Вот и Гиальтсен говорит так, будто разрешение уже лежит у меня в кармане. Я иду в отель с двумя коврами под мышкой и пытаюсь вообразить себе Лхасу. Звездное небо там, должно быть, еще ярче, чем над ночным Катманду. Какое-то наваждение с этим Тибетом. Я мечтал о нем еще в детстве, прочитав книгу Генриха Харрера. У меня такое чувство, что без Тибета мне не прожить. Я стремлюсь туда, как будто там моя прародина. Тибетцы убеждены, что человек впервые появился именно на этом плоскогорье, окаймленном девственными горами. В Тибете лежит сердце мира – священная гора Кайлас. Мне приходит в голову дикая мысль: теперь, когда люди на Западе охвачены страхом перед последним взрывом, который уничтожит все, не самое ли время вернуться в колыбель мира?

 

 

Почти сказка

Ночью мне приснился странный сон. В дымной пастушьей хижине моя мать по какой-то тонкой тетради читает мне историю первой экспедиции на Эверест. Мне снится, что я тоже иду с Брусом, Нортоном и Мэллори. Проснувшись, я вспоминаю, что 30 лет назад мать и в самом деле читала мне сагу об Эвересте. В горной долине Гшмаген, где мы детьми проводили летние каникулы, мы вечер за вечером заслушивались этой историей.
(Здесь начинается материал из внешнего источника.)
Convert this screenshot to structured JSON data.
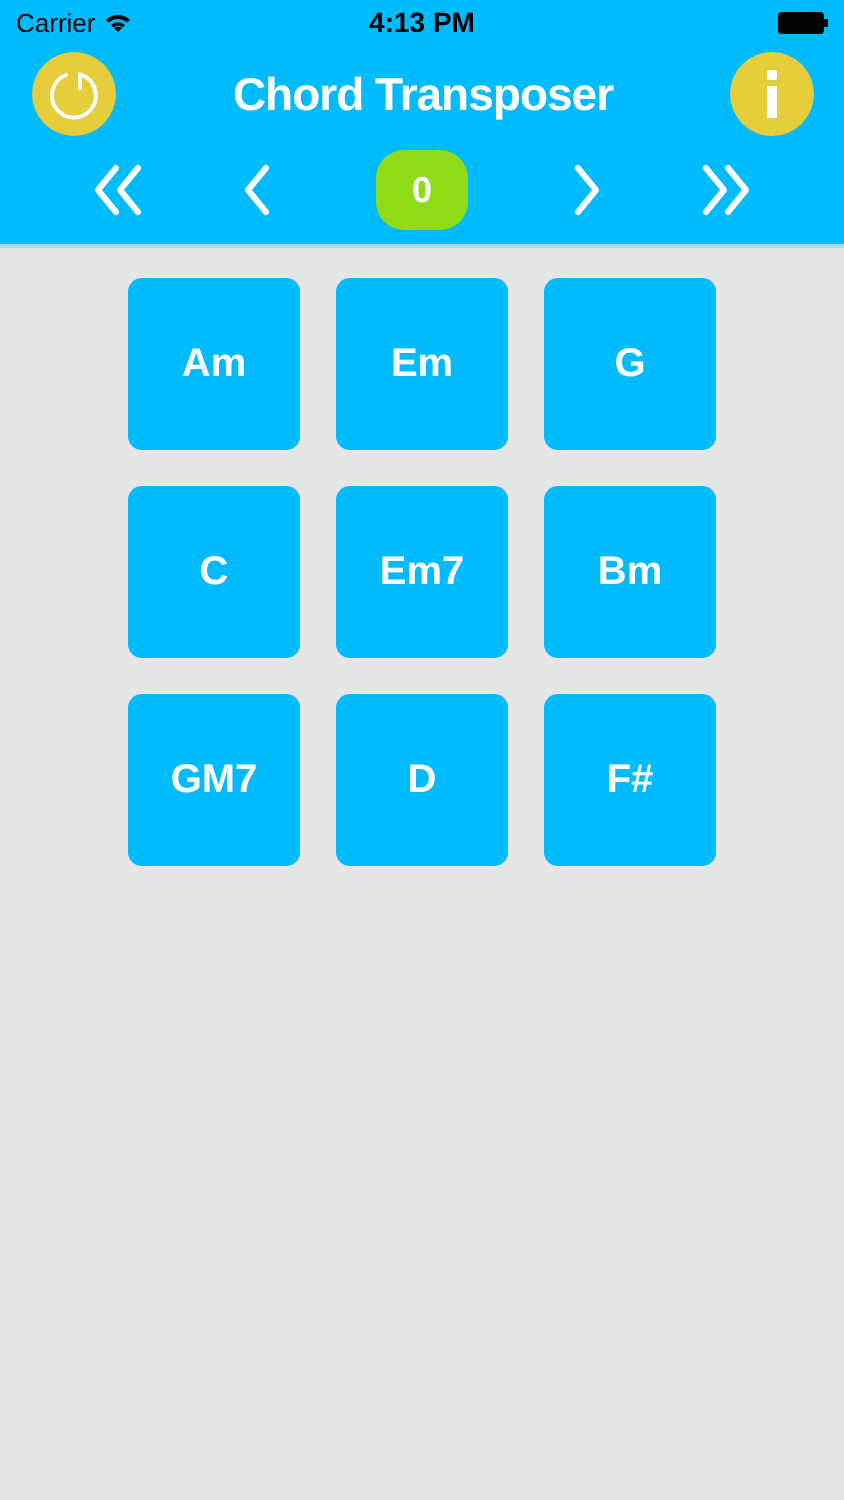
{
  "status_bar": {
    "carrier": "Carrier",
    "time": "4:13 PM"
  },
  "header": {
    "title": "Chord Transposer"
  },
  "transpose": {
    "value": "0"
  },
  "chords": [
    {
      "label": "Am"
    },
    {
      "label": "Em"
    },
    {
      "label": "G"
    },
    {
      "label": "C"
    },
    {
      "label": "Em7"
    },
    {
      "label": "Bm"
    },
    {
      "label": "GM7"
    },
    {
      "label": "D"
    },
    {
      "label": "F#"
    }
  ]
}
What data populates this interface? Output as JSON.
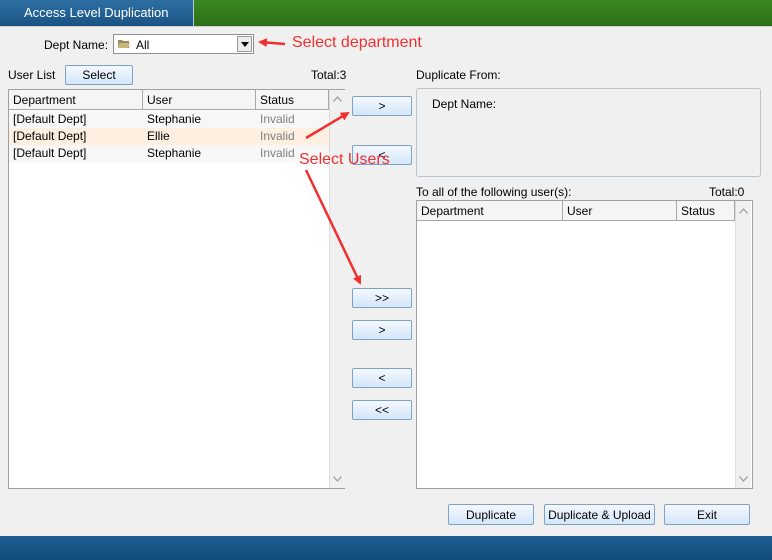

Эверест лежит на границе между Непалом и Китаем. До 1920 года европейцам был запрещен въезд как в одну, так и в другую страну (Частные поездки европейцев в Тибет были действительно запрещены, но после заключения в 1904 г. Тибето-английской конвенции в Гьянцзе была открыта британская торговая миссия. Дальнейшее следование в Лхасу требовало, однако, специального разрешения правительства Тибета.) Только в 1920 году далай-лама, глава тибетской церкви в Лхасе, впервые дал разрешение на проведение экспедиции к этой таинственной горе.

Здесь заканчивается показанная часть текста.